By MARK KARLIN, EDITOR OF BUZZFLASH AT TRUTHOUT
A Mine-Resistant Ambush Protected vehicle
The sheriff of Bastrop County, Texas, is a pretty happy man.
He just took possession of a Mine-Resistant Ambush Protected (MRAP) vehicle for his police force. It’s a gift from the US military — paid for by taxpayers — part of a surplus giveaway program to police deparments.
Bastrop County Sheriff’s Office Lt. Joey Dzienowki told the Austin Statesman, “I look at this as the fire department looks at a new fire truck.” Gee, I wonder when the kids can get a free ride on the Mine-Resistant Ambush Protected vehicle, July 4th? “When it’s not in use on calls, the county’s SWAT team will use the MRAP in training and the county may display it at various events for citizens to examine,” Dzienowki explained to the Statesman.
To be fair to Lt. Dzienowski, he also avows, “We’re not militarizing the department at all.” Given that law enforcement agencies in cities and hamlets alike across the land are being given such defense department surplus items, you can be sure that one of the goals of the program is indeed to blur the distinction between local police and the military. This was begun long ago, and was most visibly evident in the emergence of SWAT teams a few decades back.
The national militarized police crackdown on the Occupy Movement is an example of how military-law enforcement relations can lead to municipal police departments acting as surrogates for what would be a military crackdown in other nations.
Increasingly, through such vehicles as the Fusion Centers — created to “coordinate” law enforcement, military, and intelligence activity in the wake of 9/11 — are experiencing mission creep into suppression of dissent and protectors of the interests of the 1%.
The MRAP vehicle gifted to Bastrop County (just east of Austin), Texas, is basically just treated as a local news item.
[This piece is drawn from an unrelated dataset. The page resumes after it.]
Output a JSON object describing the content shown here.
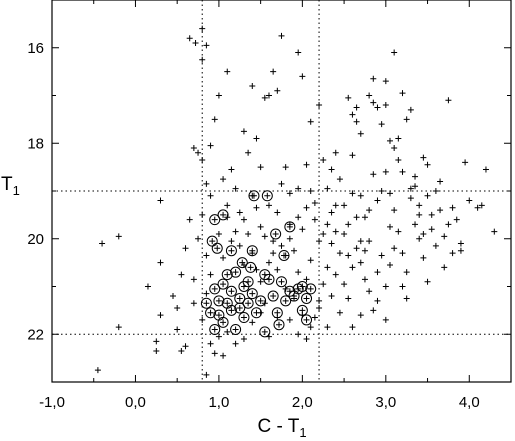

But just back up — like zooming out on a google map — and see the bigger picture.
In that larger frame, you see America’s fascination with violence, its empire military culture and expenditures on weapons, its Pentagon video recruitment games, its love affair with guns, and its growing glorification of the robo-cop merging together.
The end result is not a pretty picture for a free society that ostensibly values independent thinking and rights.